Calling an smp_call_* function from any context but process context is
a bug. We didn't notice this initially when we used smp_call_function
from softirq context... until we deadlocked ;)
So s390 is the same as any other architecture wrt this.
> On 2/9/07, Heiko Carstens <heiko.carstens@...ibm.com> wrote:
> >Another thing that comes into my mind is smp_call_function together
> >with cpu hotplug. Who is responsible that preemption and with that
> >cpu hotplug is disabled?
> >Is it the caller or smp_call_function itself?

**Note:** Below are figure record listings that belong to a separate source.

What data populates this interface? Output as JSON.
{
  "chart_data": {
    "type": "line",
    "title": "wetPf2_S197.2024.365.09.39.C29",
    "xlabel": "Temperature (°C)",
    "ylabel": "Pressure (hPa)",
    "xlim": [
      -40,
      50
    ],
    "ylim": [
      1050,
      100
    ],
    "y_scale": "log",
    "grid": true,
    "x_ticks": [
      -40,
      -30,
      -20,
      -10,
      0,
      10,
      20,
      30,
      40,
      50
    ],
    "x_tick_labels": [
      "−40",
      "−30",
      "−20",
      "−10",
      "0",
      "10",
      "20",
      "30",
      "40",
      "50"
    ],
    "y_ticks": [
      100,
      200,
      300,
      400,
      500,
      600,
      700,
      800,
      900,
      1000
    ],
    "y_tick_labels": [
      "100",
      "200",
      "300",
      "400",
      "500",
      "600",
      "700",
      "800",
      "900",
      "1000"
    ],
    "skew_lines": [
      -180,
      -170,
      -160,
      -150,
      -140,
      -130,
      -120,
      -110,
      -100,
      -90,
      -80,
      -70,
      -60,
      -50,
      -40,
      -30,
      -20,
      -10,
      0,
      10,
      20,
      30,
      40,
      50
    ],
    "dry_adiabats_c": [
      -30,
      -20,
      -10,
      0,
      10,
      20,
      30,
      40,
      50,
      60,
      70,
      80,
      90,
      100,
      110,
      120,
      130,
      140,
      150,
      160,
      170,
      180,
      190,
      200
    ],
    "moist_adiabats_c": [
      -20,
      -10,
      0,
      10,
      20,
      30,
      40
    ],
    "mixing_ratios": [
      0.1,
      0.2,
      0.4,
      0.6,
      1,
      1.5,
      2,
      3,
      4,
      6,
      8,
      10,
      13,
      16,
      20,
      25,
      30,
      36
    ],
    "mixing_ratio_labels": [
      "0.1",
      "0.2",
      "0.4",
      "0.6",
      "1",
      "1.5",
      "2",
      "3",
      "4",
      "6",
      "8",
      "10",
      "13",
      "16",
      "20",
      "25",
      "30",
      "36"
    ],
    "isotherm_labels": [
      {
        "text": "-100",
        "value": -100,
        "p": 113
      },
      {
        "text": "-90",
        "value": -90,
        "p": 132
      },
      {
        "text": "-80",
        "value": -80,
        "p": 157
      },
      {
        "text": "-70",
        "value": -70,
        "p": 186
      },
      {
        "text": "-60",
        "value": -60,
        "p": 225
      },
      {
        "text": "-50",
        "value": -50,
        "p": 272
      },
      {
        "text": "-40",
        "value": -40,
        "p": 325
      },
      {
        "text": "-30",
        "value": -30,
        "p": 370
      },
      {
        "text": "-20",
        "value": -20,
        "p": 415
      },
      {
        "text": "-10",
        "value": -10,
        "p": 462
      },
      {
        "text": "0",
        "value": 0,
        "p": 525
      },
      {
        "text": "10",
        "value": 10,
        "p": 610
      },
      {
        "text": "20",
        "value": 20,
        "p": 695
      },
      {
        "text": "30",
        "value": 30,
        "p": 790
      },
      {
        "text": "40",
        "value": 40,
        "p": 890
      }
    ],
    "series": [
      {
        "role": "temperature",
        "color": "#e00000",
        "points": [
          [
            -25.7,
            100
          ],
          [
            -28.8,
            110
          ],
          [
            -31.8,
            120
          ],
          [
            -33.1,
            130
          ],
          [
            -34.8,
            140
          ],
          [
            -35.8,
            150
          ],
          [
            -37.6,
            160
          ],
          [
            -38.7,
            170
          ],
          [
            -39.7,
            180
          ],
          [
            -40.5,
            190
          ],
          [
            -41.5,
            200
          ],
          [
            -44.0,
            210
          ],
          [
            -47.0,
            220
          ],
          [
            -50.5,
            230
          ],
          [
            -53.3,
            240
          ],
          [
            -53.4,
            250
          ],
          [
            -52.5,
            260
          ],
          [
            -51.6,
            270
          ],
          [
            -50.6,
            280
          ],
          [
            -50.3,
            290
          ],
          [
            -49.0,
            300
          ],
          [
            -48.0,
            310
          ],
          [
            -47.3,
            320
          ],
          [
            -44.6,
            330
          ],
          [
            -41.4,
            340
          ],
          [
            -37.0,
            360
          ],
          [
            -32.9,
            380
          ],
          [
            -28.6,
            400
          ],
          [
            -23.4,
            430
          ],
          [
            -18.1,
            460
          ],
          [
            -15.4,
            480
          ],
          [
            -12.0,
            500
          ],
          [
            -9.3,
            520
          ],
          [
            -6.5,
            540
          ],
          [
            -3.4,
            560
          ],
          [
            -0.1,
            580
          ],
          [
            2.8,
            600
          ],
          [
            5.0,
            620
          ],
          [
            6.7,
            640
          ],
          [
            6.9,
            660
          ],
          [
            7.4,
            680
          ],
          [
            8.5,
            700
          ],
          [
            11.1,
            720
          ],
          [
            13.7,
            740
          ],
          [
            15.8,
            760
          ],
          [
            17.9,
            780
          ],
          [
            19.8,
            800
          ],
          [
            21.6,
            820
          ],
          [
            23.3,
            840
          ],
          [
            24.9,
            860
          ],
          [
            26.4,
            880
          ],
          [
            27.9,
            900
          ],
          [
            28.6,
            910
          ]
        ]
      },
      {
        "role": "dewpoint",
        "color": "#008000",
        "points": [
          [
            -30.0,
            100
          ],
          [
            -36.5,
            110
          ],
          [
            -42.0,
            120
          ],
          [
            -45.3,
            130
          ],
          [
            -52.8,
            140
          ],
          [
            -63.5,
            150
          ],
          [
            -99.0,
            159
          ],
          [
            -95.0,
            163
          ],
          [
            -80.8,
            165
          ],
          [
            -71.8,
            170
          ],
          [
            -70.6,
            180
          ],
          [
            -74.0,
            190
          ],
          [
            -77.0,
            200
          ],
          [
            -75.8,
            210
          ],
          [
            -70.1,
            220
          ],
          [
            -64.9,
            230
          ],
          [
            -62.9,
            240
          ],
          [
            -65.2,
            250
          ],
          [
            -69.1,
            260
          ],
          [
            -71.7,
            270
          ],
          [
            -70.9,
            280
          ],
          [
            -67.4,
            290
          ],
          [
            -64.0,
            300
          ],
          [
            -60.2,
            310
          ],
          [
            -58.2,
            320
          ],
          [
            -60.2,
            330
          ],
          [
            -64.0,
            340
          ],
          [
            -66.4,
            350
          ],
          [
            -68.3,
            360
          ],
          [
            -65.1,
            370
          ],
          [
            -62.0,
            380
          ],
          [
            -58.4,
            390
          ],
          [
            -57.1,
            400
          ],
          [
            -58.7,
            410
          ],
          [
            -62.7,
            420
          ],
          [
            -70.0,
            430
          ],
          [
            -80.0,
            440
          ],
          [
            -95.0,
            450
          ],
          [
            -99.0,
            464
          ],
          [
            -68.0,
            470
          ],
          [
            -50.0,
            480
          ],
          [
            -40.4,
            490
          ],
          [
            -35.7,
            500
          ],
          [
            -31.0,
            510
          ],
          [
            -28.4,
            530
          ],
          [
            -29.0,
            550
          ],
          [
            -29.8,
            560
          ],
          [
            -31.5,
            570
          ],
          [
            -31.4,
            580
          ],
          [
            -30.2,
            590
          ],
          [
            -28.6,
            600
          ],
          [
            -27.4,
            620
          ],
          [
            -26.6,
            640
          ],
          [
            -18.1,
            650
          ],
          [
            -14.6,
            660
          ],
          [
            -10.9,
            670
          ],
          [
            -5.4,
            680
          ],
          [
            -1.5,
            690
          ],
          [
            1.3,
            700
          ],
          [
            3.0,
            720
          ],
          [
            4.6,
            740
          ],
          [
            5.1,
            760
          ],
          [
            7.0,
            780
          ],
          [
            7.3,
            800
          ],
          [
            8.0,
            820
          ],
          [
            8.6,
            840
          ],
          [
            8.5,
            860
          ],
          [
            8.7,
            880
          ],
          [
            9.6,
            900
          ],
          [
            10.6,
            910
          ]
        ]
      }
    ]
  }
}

> >If it's smp_call_function then s390 would be broken, since
> >then we would have
> >int cpus = num_online_cpus()-1;
> >in preemptible context... I agree: what a mess :)
>
> and
>
> On 2/9/07, Jan Glauber <jan.glauber@...ibm.com> wrote:
> >If preemption must be disabled before smp_call_function() we should have
> >the same semantics for all smp_call_function_* variants.
>
> I don't see any CPU hotplug / preemption disabling issues here.
> Note that both smp_call_function() and smp_call_function_single()
> on x86_64 acquire the call_lock spinlock before using cpu_online_map
> via num_online_cpus(). And spin_lock() does preempt_disable() on both
> SMP and !SMP, so we're safe. [ But we're not explicitly disabling
> preemption and depending on spin_lock() instead, so a comment would
> be in order? ]
Calling smp_call_function_single() with preemption enabled is pointless.
You might be scheduled on the cpu you want to send an IPI to and get
-EBUSY as return... If cpu hotplug is enabled the target cpu might even
be gone when smp_call_function_single() gets executed.
Avi Kivity has already a patch which introduces an on_cpu() function which
looks quite like on_each_cpu(). That way you don't have to open code this
stuff over and over again:
preempt_disable();
if (cpu == smp_processor_id())
func();
else
smp_call_function_single(...);
preempt_enable();
There are already quite a few of these around.